Yep, that is a nice price for the unit. You may want to check what condition the battery is in when you get it.
As the P400 is a SAS controller (not a native SATA controller) you will need to get the correct cables to link the drives to it. I believe the unit uses the SFF-8484 connectors so you will need two sets of SFF-8484 -> 4x sata cables which can be had cheaply on ebay.
The controller is PCIe 1.0(a ??) so supports 2GB/s over 8 drives but it only supports SATA I (150MB/s). This should be fine for all mechanical hard drives but a little slow for SSDs. The controller also seems only to support up to 1TB drives by the spec sheet
here. I am sure someone can confirm this though.

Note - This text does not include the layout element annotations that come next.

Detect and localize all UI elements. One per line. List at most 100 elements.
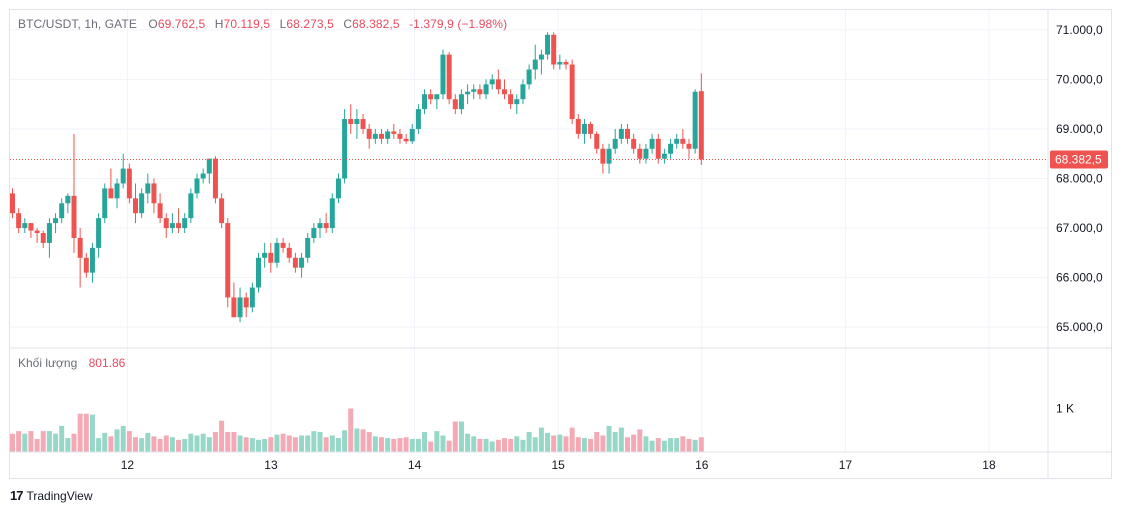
candle-body <box>458 94 464 110</box>
volume-bar <box>520 439 526 452</box>
volume-bar <box>292 437 298 452</box>
volume-bar <box>532 437 538 452</box>
price-tick-label: 70.000,0 <box>1056 72 1103 86</box>
candle <box>22 218 28 234</box>
candle-body <box>89 247 95 273</box>
candle <box>114 178 120 209</box>
volume-bar <box>34 438 40 452</box>
volume-bar <box>219 420 225 452</box>
volume-bars <box>10 408 704 452</box>
candle <box>89 242 95 283</box>
volume-bar <box>600 435 606 452</box>
volume-bar <box>10 433 15 452</box>
volume-bar <box>268 437 274 452</box>
candle-body <box>182 218 188 229</box>
tradingview-logo-icon: 17 <box>10 488 24 503</box>
volume-bar <box>163 435 169 452</box>
candle-body <box>661 153 667 159</box>
candle <box>680 128 686 149</box>
candle-body <box>440 54 446 95</box>
candle <box>483 79 489 100</box>
candle <box>508 89 514 110</box>
candle-body <box>379 133 384 139</box>
chart-frame[interactable] <box>9 9 1112 479</box>
volume-bar <box>323 437 329 452</box>
volume-bar <box>385 438 391 452</box>
candle-body <box>133 198 138 214</box>
candle <box>649 133 655 154</box>
candle <box>545 32 551 60</box>
candle <box>600 143 606 174</box>
volume-bar <box>22 433 28 452</box>
low-value: 68.273,5 <box>286 17 334 31</box>
candle <box>237 287 243 323</box>
candle-body <box>292 257 298 268</box>
volume-bar <box>471 436 477 452</box>
candle <box>379 128 384 144</box>
volume-bar <box>212 431 218 452</box>
candle-body <box>71 195 77 238</box>
volume-bar <box>53 433 59 452</box>
candle-body <box>422 94 428 110</box>
candle <box>409 123 415 144</box>
candle-body <box>594 133 600 149</box>
high-value: 70.119,5 <box>223 17 271 31</box>
candle <box>108 168 114 199</box>
volume-bar <box>551 435 557 452</box>
price-tick-label: 68.000,0 <box>1056 172 1103 186</box>
volume-bar <box>483 438 489 452</box>
volume-value: 801.86 <box>88 356 126 370</box>
tradingview-brand[interactable]: 17 TradingView <box>10 488 93 503</box>
volume-bar <box>477 438 483 452</box>
candle-body <box>477 89 483 95</box>
volume-bar <box>686 438 692 452</box>
volume-bar <box>452 421 458 452</box>
candle <box>360 114 366 134</box>
close-key: C <box>343 17 353 31</box>
volume-label[interactable]: Khối lượng <box>18 356 78 370</box>
candle <box>643 143 649 164</box>
candle <box>28 223 34 238</box>
candle <box>231 282 237 318</box>
volume-bar <box>631 434 637 452</box>
candle <box>34 228 40 243</box>
volume-bar <box>698 437 704 452</box>
candle <box>268 242 274 273</box>
symbol-label[interactable]: BTC/USDT, 1h, GATE <box>18 17 137 31</box>
candle <box>145 173 151 204</box>
volume-bar <box>120 425 126 452</box>
candle-body <box>225 223 231 298</box>
candle <box>139 188 145 219</box>
candle <box>594 131 600 154</box>
volume-bar <box>545 432 551 452</box>
volume-bar <box>71 433 77 452</box>
candle <box>452 94 458 115</box>
candle <box>465 84 471 105</box>
candle-body <box>514 99 520 105</box>
volume-bar <box>133 437 138 452</box>
candle-body <box>698 91 704 160</box>
candle <box>96 213 102 258</box>
candle <box>305 233 311 263</box>
volume-bar <box>280 433 286 452</box>
candle-body <box>40 233 46 243</box>
volume-bar <box>65 438 71 452</box>
volume-bar <box>379 437 384 452</box>
candle <box>372 128 378 144</box>
candle <box>514 94 520 115</box>
candle <box>495 69 501 95</box>
low-key: L <box>279 17 287 31</box>
candle-body <box>403 138 409 142</box>
candle-body <box>299 257 305 268</box>
volume-bar <box>618 427 624 452</box>
candle-body <box>96 218 102 248</box>
candle <box>661 148 667 164</box>
candle <box>397 128 403 144</box>
candle-body <box>557 62 563 65</box>
candle <box>520 79 526 105</box>
volume-bar <box>225 431 231 452</box>
candle-body <box>600 148 606 164</box>
candle <box>342 109 348 184</box>
volume-bar <box>625 437 630 452</box>
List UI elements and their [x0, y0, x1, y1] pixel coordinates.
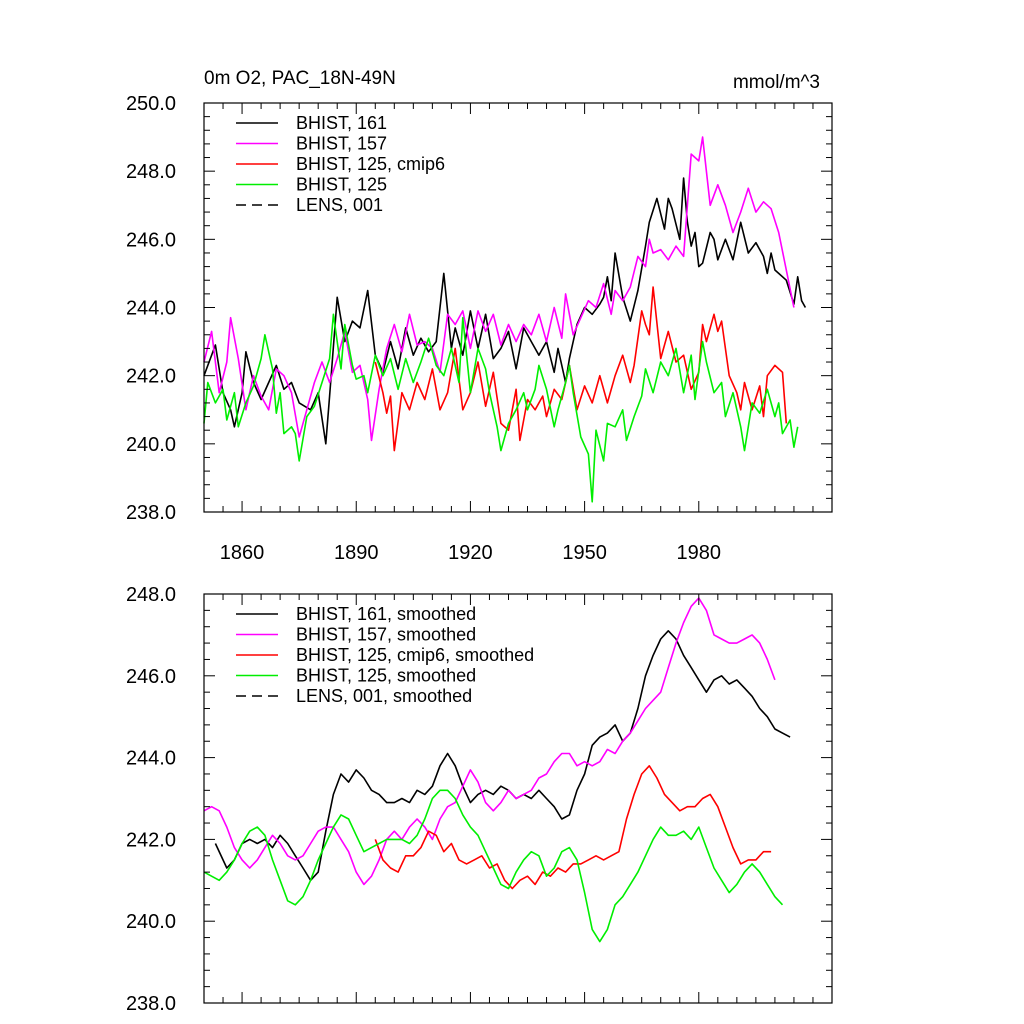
bottom-chart-panel: 238.0 240.0 242.0 244.0 246.0 248.0 BHIST, 161…: [126, 584, 833, 1015]
y-tick-label: 240.0: [126, 911, 176, 933]
top-chart-units: mmol/m^3: [733, 72, 820, 93]
legend-label: BHIST, 161: [296, 113, 387, 133]
y-tick-label: 248.0: [126, 161, 176, 183]
y-tick-label: 242.0: [126, 829, 176, 851]
y-tick-label: 244.0: [126, 748, 176, 770]
y-tick-label: 240.0: [126, 434, 176, 456]
series-line-3: [203, 313, 799, 503]
legend-label: LENS, 001: [296, 195, 383, 215]
top-chart-panel: 0m O2, PAC_18N-49N mmol/m^3 238.0 240.0 24…: [126, 68, 833, 564]
legend-label: BHIST, 125, cmip6: [296, 154, 445, 174]
y-tick-label: 244.0: [126, 298, 176, 320]
y-tick-label: 250.0: [126, 93, 176, 115]
legend-label: BHIST, 125: [296, 175, 387, 195]
x-tick-label: 1860: [220, 542, 265, 564]
series-line-3: [203, 789, 784, 943]
series-line-1: [203, 136, 795, 442]
top-chart-title: 0m O2, PAC_18N-49N: [204, 68, 396, 89]
legend-label: BHIST, 125, smoothed: [296, 666, 476, 686]
y-tick-label: 246.0: [126, 229, 176, 251]
x-tick-label: 1920: [448, 542, 493, 564]
y-tick-label: 246.0: [126, 666, 176, 688]
x-tick-label: 1890: [334, 542, 379, 564]
x-tick-label: 1950: [562, 542, 607, 564]
legend-label: BHIST, 157: [296, 134, 387, 154]
plot-frame: [203, 593, 833, 1004]
series-line-2: [374, 765, 772, 890]
y-tick-label: 248.0: [126, 584, 176, 606]
legend-label: LENS, 001, smoothed: [296, 686, 472, 706]
series-line-2: [374, 286, 788, 452]
y-tick-label: 238.0: [126, 993, 176, 1015]
y-tick-label: 242.0: [126, 366, 176, 388]
legend-label: BHIST, 161, smoothed: [296, 604, 476, 624]
series-line-1: [203, 597, 776, 886]
series-line-0: [214, 630, 791, 882]
x-tick-label: 1980: [677, 542, 722, 564]
y-tick-label: 238.0: [126, 502, 176, 524]
legend-label: BHIST, 157, smoothed: [296, 625, 476, 645]
legend-label: BHIST, 125, cmip6, smoothed: [296, 645, 534, 665]
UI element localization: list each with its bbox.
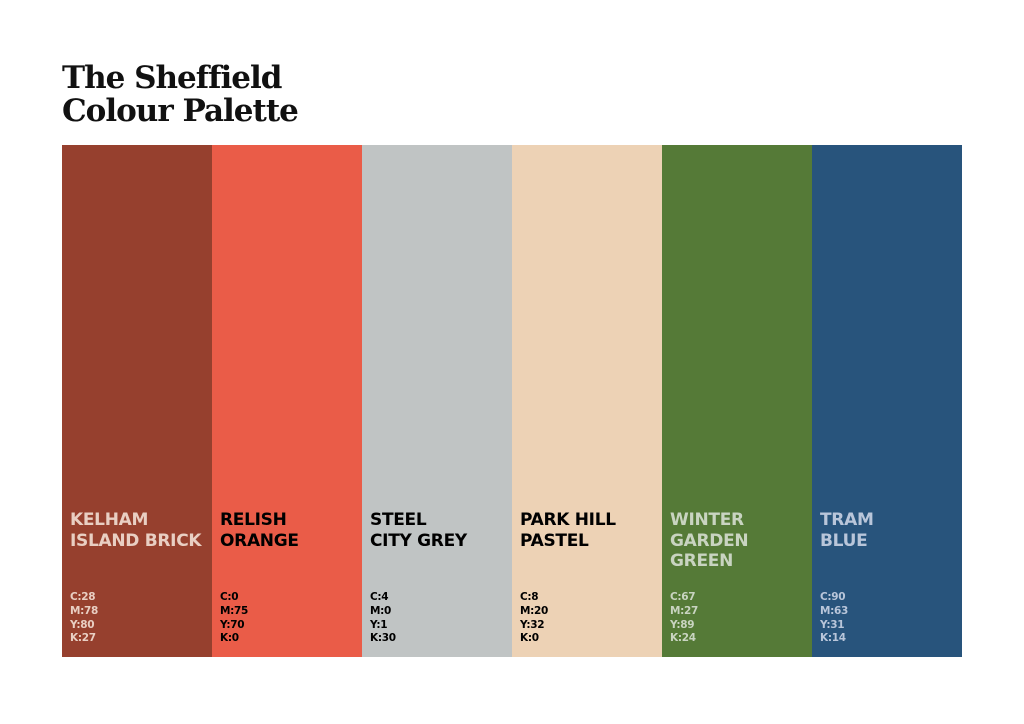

LSI 1068 based controllers are usually worth a punt. The 3081E-R, Dell 6ir or the IBM BR10 or various others. These units use the newer SFF8087 -> 4x SATA cables (apart from the Dell which still uses the SFF-848), certainly support 2TB drives (I have had some hanging off my old ones) and work very well. The LSI 1068 chipset supports SATA II, specs
here.
If you want to move to the current generation then you could do worse than look at the LSI 9211 which is a 6Gb/s per channel (x8 channels, one for each device) and is PCIe 2.0 compliant meaning it cat push upto 4GB/s to the motherboard. Just as a tip, the IBM M1015 is based on the LSI 2008 SAS chipset (like the LSI 9211) and can sometimes be found on ebay and a certain on-line book shop for silly prices. If you then reflash the cards with the LSI 2008 firmware you end up with what is essentially a 9211. The caveat is that the flash software does not work on all motherboards (google flashing IBM M1015 for lots of advice). At worst the M1015 is still a nice SAS controller. There is one in the US selling for around US$70 on that book shop. I got two for just over US$100 each and have them in my ESXi 20 drive server.
Having a google for 'Home Server' should bring up a few sites with info on stuff like this if you want to dig a bit further.